Etant donné qu’on est dans la séquence historique, quelle est l’origine de votre sobriquet Ntondobe ?
Je ne me suis pas levé un matin pour prendre ce nom, qui est riche de sens. Tout petit, je fréquentais énormément les églises. Quand j’ai intégré le groupe « Atebass et les Martiens », nous avions des réunions. Et moi, je citais toujours des versets bibliques en prenant la parole. Alors le feu Ndjang le Zappeur s’est dit : « waouh ! Lui il se prend pour Dieu ? Il se prend pour Ntondobe… ». Atebass a reconnu qu’effectivement, je parlais toujours de Dieu. C’est de là que part ce sobriquet. Les « Martiens » ont commencé à m’appeler Ntondobe, et quand on jouait à « Eldorado » (Ndlr : quartier Mvog-Ada à Yaoundé) le public a adopté ce surnom. Tous m’appelaient Ntondobe. Et lorsque j’ai sorti « Mbondé » j’ai continué avec ce nom d’artiste. Mais lorsque je donnais des interviews, on me demandait ce que signifie mon nom, et je disais « Dieu ». Et certains s’écriaient : comment oses-tu t’appeler Dieu ? Pour faire la différence entre Dieu l’Être suprême et moi, j’ai ajouté « le mâle » pour faire référence à mon humanité.
Qu’est-ce qui différencie les artistes bikutsi des années 90 et ceux de la génération actuelle ?

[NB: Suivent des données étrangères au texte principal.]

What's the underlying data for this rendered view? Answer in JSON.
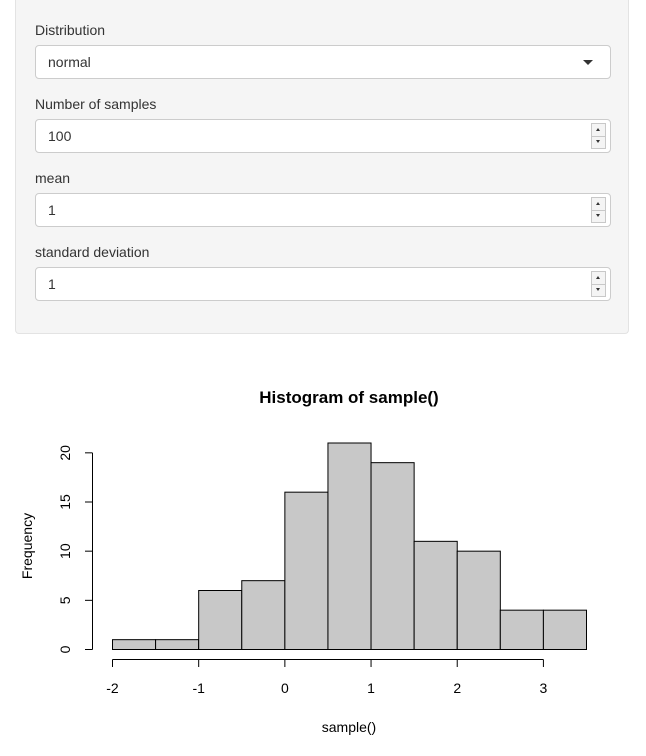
{
  "form": {
    "distribution": {
      "label": "Distribution",
      "value": "normal"
    },
    "num_samples": {
      "label": "Number of samples",
      "value": "100"
    },
    "mean": {
      "label": "mean",
      "value": "1"
    },
    "sd": {
      "label": "standard deviation",
      "value": "1"
    }
  },
  "chart_data": {
    "type": "bar",
    "title": "Histogram of sample()",
    "xlabel": "sample()",
    "ylabel": "Frequency",
    "bin_edges": [
      -2,
      -1.5,
      -1,
      -0.5,
      0,
      0.5,
      1,
      1.5,
      2,
      2.5,
      3,
      3.5
    ],
    "values": [
      1,
      1,
      6,
      7,
      16,
      21,
      19,
      11,
      10,
      4,
      4
    ],
    "x_ticks": [
      -2,
      -1,
      0,
      1,
      2,
      3
    ],
    "y_ticks": [
      0,
      5,
      10,
      15,
      20
    ],
    "xlim": [
      -2,
      3.5
    ],
    "ylim": [
      0,
      21
    ],
    "grid": false,
    "bar_color": "#c8c8c8"
  }
}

Dans les années 90, on travaillait par amour pour la musique. Ce qui faisait qu’on aimait nous écouter. Quand on prenait la guitare, quand on jouait du balafon, il y avait de la concurrence. Moi je pense toujours au feu Messi Martin. On disait de lui qu’il était un dieu de la guitare, en plus de chanter très bien. Zanzibar, Messi Martin… ils faisaient des choses que personne n’arrivait à faire. Zanzibar était capable de sortir des notes d’une guitare déréglée ! Ils étaient des bosseurs invétérés. Aujourd’hui par contre, la musique est devenue commerciale. La jeune génération propose des chansons qui agressent les esprits. On ne veut juger personne, mais on constate que la musique est comme le football : il n’y a que l’argent qui intéresse.